5. Clazar S3 Access Policy

Allow permission to get objects from CAS and SDDS buckets

  • Permissions:
    • s3:GetObject
    • s3:ListBucket
    • s3:GetBucketRegion
  • Resource:
    • All objects in CAS and SDDS buckets

6. Clazar KMS Key Access Policy

Allow Clazar Role access to KMS keys used in CAS and SDDS buckets

  • Permissions:
    • kms:Encrypt
    • kms:Decrypt
    • kms:DescribeKey
    • kms:GenerateDataKey
  • Resource:
    • Condition: StringLike: "kms:EncryptionContext:aws:s3:arn":-arn:aws:s3:::${SddsBucketName}/-arn:aws:s3:::${CasBucketName}/

7. CAS SNS Subscription

Subscribe CAS SNS to Clazar SQS

8. SDDS SNS Subscription

Subscribe SDDS SNS to Clazar SQS

9. Clazar SQS Send Policy

Allow CAS and SDDS SNS to send messages to Clazar SQS.

  • Permissions:
    • SQS:SendMessage
  • Resources:
    • Condition:
      ArnLike:
      CasSnsTopicArn
      SddsSnsTopicArn

FAQs

Q: What is the purpose of setting up an AWS Seller Account?
A: An AWS Seller Account is required for marketplace activities and enables you to manage and sell your products or services through the AWS Marketplace.

Q: Why do I need to complete the prerequisites for the AWS Seller Account setup?
A: The prerequisites ensure that your AWS Seller Account is properly configured with the necessary information and permissions for smooth integration with Clazar.

Q: How does the CloudFormation stack help in the setup process?
A: The CloudFormation stack automates the creation and configuration of the required AWS resources, roles, and permissions needed for the Clazar integration.

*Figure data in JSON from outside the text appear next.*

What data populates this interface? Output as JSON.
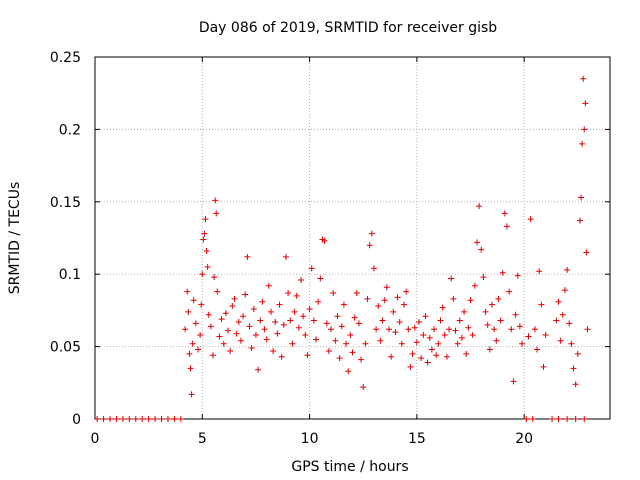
{
  "chart_data": {
    "type": "scatter",
    "title": "Day 086 of 2019, SRMTID for receiver gisb",
    "xlabel": "GPS time / hours",
    "ylabel": "SRMTID / TECUs",
    "xlim": [
      0,
      24
    ],
    "ylim": [
      0,
      0.25
    ],
    "grid": true,
    "marker": "+",
    "series_color": "#e00000",
    "x_ticks": [
      0,
      5,
      10,
      15,
      20
    ],
    "x_tick_labels": [
      "0",
      "5",
      "10",
      "15",
      "20"
    ],
    "y_ticks": [
      0,
      0.05,
      0.1,
      0.15,
      0.2,
      0.25
    ],
    "y_tick_labels": [
      "0",
      "0.05",
      "0.1",
      "0.15",
      "0.2",
      "0.25"
    ],
    "series": [
      {
        "name": "SRMTID",
        "points": [
          [
            0.1,
            0
          ],
          [
            0.4,
            0
          ],
          [
            0.7,
            0
          ],
          [
            1.0,
            0
          ],
          [
            1.3,
            0
          ],
          [
            1.6,
            0
          ],
          [
            1.9,
            0
          ],
          [
            2.2,
            0
          ],
          [
            2.5,
            0
          ],
          [
            2.8,
            0
          ],
          [
            3.1,
            0
          ],
          [
            3.4,
            0
          ],
          [
            3.7,
            0
          ],
          [
            4.0,
            0
          ],
          [
            4.2,
            0.062
          ],
          [
            4.3,
            0.088
          ],
          [
            4.35,
            0.074
          ],
          [
            4.4,
            0.045
          ],
          [
            4.45,
            0.035
          ],
          [
            4.5,
            0.017
          ],
          [
            4.55,
            0.052
          ],
          [
            4.6,
            0.082
          ],
          [
            4.7,
            0.066
          ],
          [
            4.8,
            0.048
          ],
          [
            4.9,
            0.058
          ],
          [
            4.95,
            0.079
          ],
          [
            5.0,
            0.1
          ],
          [
            5.05,
            0.124
          ],
          [
            5.1,
            0.128
          ],
          [
            5.15,
            0.138
          ],
          [
            5.2,
            0.116
          ],
          [
            5.25,
            0.105
          ],
          [
            5.3,
            0.072
          ],
          [
            5.4,
            0.064
          ],
          [
            5.5,
            0.044
          ],
          [
            5.55,
            0.098
          ],
          [
            5.6,
            0.151
          ],
          [
            5.65,
            0.142
          ],
          [
            5.7,
            0.088
          ],
          [
            5.8,
            0.057
          ],
          [
            5.9,
            0.069
          ],
          [
            6.0,
            0.052
          ],
          [
            6.1,
            0.073
          ],
          [
            6.2,
            0.061
          ],
          [
            6.3,
            0.047
          ],
          [
            6.4,
            0.078
          ],
          [
            6.5,
            0.083
          ],
          [
            6.6,
            0.059
          ],
          [
            6.7,
            0.067
          ],
          [
            6.8,
            0.054
          ],
          [
            6.9,
            0.071
          ],
          [
            7.0,
            0.086
          ],
          [
            7.1,
            0.112
          ],
          [
            7.2,
            0.064
          ],
          [
            7.3,
            0.049
          ],
          [
            7.4,
            0.076
          ],
          [
            7.5,
            0.058
          ],
          [
            7.6,
            0.034
          ],
          [
            7.7,
            0.068
          ],
          [
            7.8,
            0.081
          ],
          [
            7.9,
            0.062
          ],
          [
            8.0,
            0.055
          ],
          [
            8.1,
            0.092
          ],
          [
            8.2,
            0.074
          ],
          [
            8.3,
            0.047
          ],
          [
            8.4,
            0.067
          ],
          [
            8.5,
            0.059
          ],
          [
            8.6,
            0.079
          ],
          [
            8.7,
            0.043
          ],
          [
            8.8,
            0.065
          ],
          [
            8.9,
            0.112
          ],
          [
            9.0,
            0.087
          ],
          [
            9.1,
            0.068
          ],
          [
            9.2,
            0.052
          ],
          [
            9.3,
            0.074
          ],
          [
            9.4,
            0.085
          ],
          [
            9.5,
            0.063
          ],
          [
            9.6,
            0.096
          ],
          [
            9.7,
            0.071
          ],
          [
            9.8,
            0.058
          ],
          [
            9.9,
            0.044
          ],
          [
            10.0,
            0.076
          ],
          [
            10.1,
            0.104
          ],
          [
            10.2,
            0.068
          ],
          [
            10.3,
            0.055
          ],
          [
            10.4,
            0.081
          ],
          [
            10.5,
            0.097
          ],
          [
            10.6,
            0.124
          ],
          [
            10.7,
            0.123
          ],
          [
            10.8,
            0.066
          ],
          [
            10.9,
            0.047
          ],
          [
            11.0,
            0.062
          ],
          [
            11.1,
            0.087
          ],
          [
            11.2,
            0.054
          ],
          [
            11.3,
            0.071
          ],
          [
            11.4,
            0.042
          ],
          [
            11.5,
            0.064
          ],
          [
            11.6,
            0.079
          ],
          [
            11.7,
            0.052
          ],
          [
            11.8,
            0.033
          ],
          [
            11.9,
            0.058
          ],
          [
            12.0,
            0.046
          ],
          [
            12.1,
            0.07
          ],
          [
            12.2,
            0.087
          ],
          [
            12.3,
            0.066
          ],
          [
            12.4,
            0.041
          ],
          [
            12.5,
            0.022
          ],
          [
            12.6,
            0.052
          ],
          [
            12.7,
            0.083
          ],
          [
            12.8,
            0.12
          ],
          [
            12.9,
            0.128
          ],
          [
            13.0,
            0.104
          ],
          [
            13.1,
            0.062
          ],
          [
            13.2,
            0.078
          ],
          [
            13.3,
            0.054
          ],
          [
            13.4,
            0.068
          ],
          [
            13.5,
            0.082
          ],
          [
            13.6,
            0.091
          ],
          [
            13.7,
            0.062
          ],
          [
            13.8,
            0.043
          ],
          [
            13.9,
            0.074
          ],
          [
            14.0,
            0.06
          ],
          [
            14.1,
            0.084
          ],
          [
            14.2,
            0.067
          ],
          [
            14.3,
            0.052
          ],
          [
            14.4,
            0.079
          ],
          [
            14.5,
            0.088
          ],
          [
            14.6,
            0.062
          ],
          [
            14.7,
            0.036
          ],
          [
            14.8,
            0.045
          ],
          [
            14.9,
            0.063
          ],
          [
            15.0,
            0.053
          ],
          [
            15.1,
            0.067
          ],
          [
            15.2,
            0.042
          ],
          [
            15.3,
            0.058
          ],
          [
            15.4,
            0.071
          ],
          [
            15.5,
            0.039
          ],
          [
            15.6,
            0.056
          ],
          [
            15.7,
            0.048
          ],
          [
            15.8,
            0.062
          ],
          [
            15.9,
            0.044
          ],
          [
            16.0,
            0.052
          ],
          [
            16.1,
            0.068
          ],
          [
            16.2,
            0.077
          ],
          [
            16.3,
            0.058
          ],
          [
            16.4,
            0.043
          ],
          [
            16.5,
            0.062
          ],
          [
            16.6,
            0.097
          ],
          [
            16.7,
            0.083
          ],
          [
            16.8,
            0.061
          ],
          [
            16.9,
            0.052
          ],
          [
            17.0,
            0.068
          ],
          [
            17.1,
            0.056
          ],
          [
            17.2,
            0.074
          ],
          [
            17.3,
            0.045
          ],
          [
            17.4,
            0.063
          ],
          [
            17.5,
            0.082
          ],
          [
            17.6,
            0.058
          ],
          [
            17.7,
            0.092
          ],
          [
            17.8,
            0.122
          ],
          [
            17.9,
            0.147
          ],
          [
            18.0,
            0.117
          ],
          [
            18.1,
            0.098
          ],
          [
            18.2,
            0.074
          ],
          [
            18.3,
            0.065
          ],
          [
            18.4,
            0.048
          ],
          [
            18.5,
            0.079
          ],
          [
            18.6,
            0.062
          ],
          [
            18.7,
            0.054
          ],
          [
            18.8,
            0.083
          ],
          [
            18.9,
            0.068
          ],
          [
            19.0,
            0.101
          ],
          [
            19.1,
            0.142
          ],
          [
            19.2,
            0.133
          ],
          [
            19.3,
            0.088
          ],
          [
            19.4,
            0.062
          ],
          [
            19.5,
            0.026
          ],
          [
            19.6,
            0.072
          ],
          [
            19.7,
            0.099
          ],
          [
            19.8,
            0.064
          ],
          [
            19.9,
            0.052
          ],
          [
            20.2,
            0.057
          ],
          [
            20.3,
            0.138
          ],
          [
            20.5,
            0.062
          ],
          [
            20.6,
            0.048
          ],
          [
            20.7,
            0.102
          ],
          [
            20.8,
            0.079
          ],
          [
            20.9,
            0.036
          ],
          [
            21.0,
            0.058
          ],
          [
            21.5,
            0.068
          ],
          [
            21.6,
            0.081
          ],
          [
            21.7,
            0.054
          ],
          [
            21.8,
            0.072
          ],
          [
            21.9,
            0.089
          ],
          [
            22.0,
            0.103
          ],
          [
            22.1,
            0.066
          ],
          [
            22.2,
            0.052
          ],
          [
            22.3,
            0.035
          ],
          [
            22.4,
            0.024
          ],
          [
            22.5,
            0.045
          ],
          [
            22.6,
            0.137
          ],
          [
            22.65,
            0.153
          ],
          [
            22.7,
            0.19
          ],
          [
            22.75,
            0.235
          ],
          [
            22.8,
            0.2
          ],
          [
            22.85,
            0.218
          ],
          [
            22.9,
            0.115
          ],
          [
            22.95,
            0.062
          ],
          [
            20.1,
            0
          ],
          [
            20.4,
            0
          ],
          [
            21.3,
            0
          ],
          [
            21.6,
            0
          ],
          [
            22.0,
            0
          ],
          [
            22.4,
            0
          ],
          [
            22.8,
            0
          ]
        ]
      }
    ]
  }
}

Q: How long does it take to complete the CloudFormation stack creation process?
A: The time taken for CloudFormation stack creation may vary depending on the complexity of the stack and the AWS services involved. It is recommended to be patient during the process.

Q: What should I do if the CloudFormation stack creation fails?
A: In case of a failure, the stack will trigger a rollback, and the status will be marked as "Error." You should review the error messages and reach out to Clazar support for assistance.

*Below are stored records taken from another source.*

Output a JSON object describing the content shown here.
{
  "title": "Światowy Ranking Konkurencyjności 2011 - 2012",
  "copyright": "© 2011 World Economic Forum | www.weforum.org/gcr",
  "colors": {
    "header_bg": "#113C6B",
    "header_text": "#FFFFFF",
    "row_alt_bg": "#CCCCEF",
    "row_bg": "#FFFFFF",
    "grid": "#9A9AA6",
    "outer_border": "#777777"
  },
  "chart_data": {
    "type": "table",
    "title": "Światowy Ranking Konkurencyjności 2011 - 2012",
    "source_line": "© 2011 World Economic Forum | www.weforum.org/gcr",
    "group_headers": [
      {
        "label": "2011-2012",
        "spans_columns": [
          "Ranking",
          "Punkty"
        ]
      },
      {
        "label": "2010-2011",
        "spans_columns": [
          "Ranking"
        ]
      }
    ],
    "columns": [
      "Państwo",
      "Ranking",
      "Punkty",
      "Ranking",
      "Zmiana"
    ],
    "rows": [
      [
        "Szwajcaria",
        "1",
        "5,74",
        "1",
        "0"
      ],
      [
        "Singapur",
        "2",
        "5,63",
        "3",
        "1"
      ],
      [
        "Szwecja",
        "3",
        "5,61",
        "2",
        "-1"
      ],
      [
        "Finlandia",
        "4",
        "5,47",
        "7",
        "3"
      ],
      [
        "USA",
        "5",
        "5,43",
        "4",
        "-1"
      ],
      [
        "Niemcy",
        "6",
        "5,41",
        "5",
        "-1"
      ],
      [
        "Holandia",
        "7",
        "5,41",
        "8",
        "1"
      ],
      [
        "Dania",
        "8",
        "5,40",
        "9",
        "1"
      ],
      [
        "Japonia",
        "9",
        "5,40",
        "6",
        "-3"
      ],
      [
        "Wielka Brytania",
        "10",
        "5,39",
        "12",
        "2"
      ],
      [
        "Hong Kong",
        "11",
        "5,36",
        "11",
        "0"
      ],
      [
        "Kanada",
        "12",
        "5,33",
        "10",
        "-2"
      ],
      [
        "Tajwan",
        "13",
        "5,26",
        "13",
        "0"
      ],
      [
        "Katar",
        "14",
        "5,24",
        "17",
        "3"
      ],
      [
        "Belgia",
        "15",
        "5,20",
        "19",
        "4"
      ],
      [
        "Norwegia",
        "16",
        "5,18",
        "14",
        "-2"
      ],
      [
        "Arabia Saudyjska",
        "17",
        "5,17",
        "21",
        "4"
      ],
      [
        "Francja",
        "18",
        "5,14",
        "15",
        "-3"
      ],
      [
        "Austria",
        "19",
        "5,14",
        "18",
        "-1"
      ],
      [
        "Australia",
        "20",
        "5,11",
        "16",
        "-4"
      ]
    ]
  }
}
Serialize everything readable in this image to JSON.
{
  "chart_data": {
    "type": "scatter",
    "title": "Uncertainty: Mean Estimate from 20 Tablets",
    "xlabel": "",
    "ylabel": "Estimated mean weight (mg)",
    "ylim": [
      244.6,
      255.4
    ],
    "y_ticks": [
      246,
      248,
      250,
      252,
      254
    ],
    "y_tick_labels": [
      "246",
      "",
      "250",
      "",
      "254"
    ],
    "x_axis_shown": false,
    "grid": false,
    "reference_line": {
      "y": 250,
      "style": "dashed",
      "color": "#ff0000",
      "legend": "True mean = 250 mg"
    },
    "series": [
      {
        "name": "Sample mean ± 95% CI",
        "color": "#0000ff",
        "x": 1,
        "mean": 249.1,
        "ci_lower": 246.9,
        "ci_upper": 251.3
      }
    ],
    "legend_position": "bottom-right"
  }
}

Q: How can I test if the CAS (Commerce Analytics Service) and SDDS (Seller Data Feed Delivery Service) configurations are working correctly?
A: You can use the "Test Configuration" feature provided on the Clazar platform to perform a test and verify the connectivity and functionality of CAS and SDDS.

Q: What should I do if I encounter any issues during the Clazar Role and Access configuration?
A: If you face any difficulties or have questions regarding the Clazar Role and Access setup, it is recommended to contact Clazar support for guidance and assistance.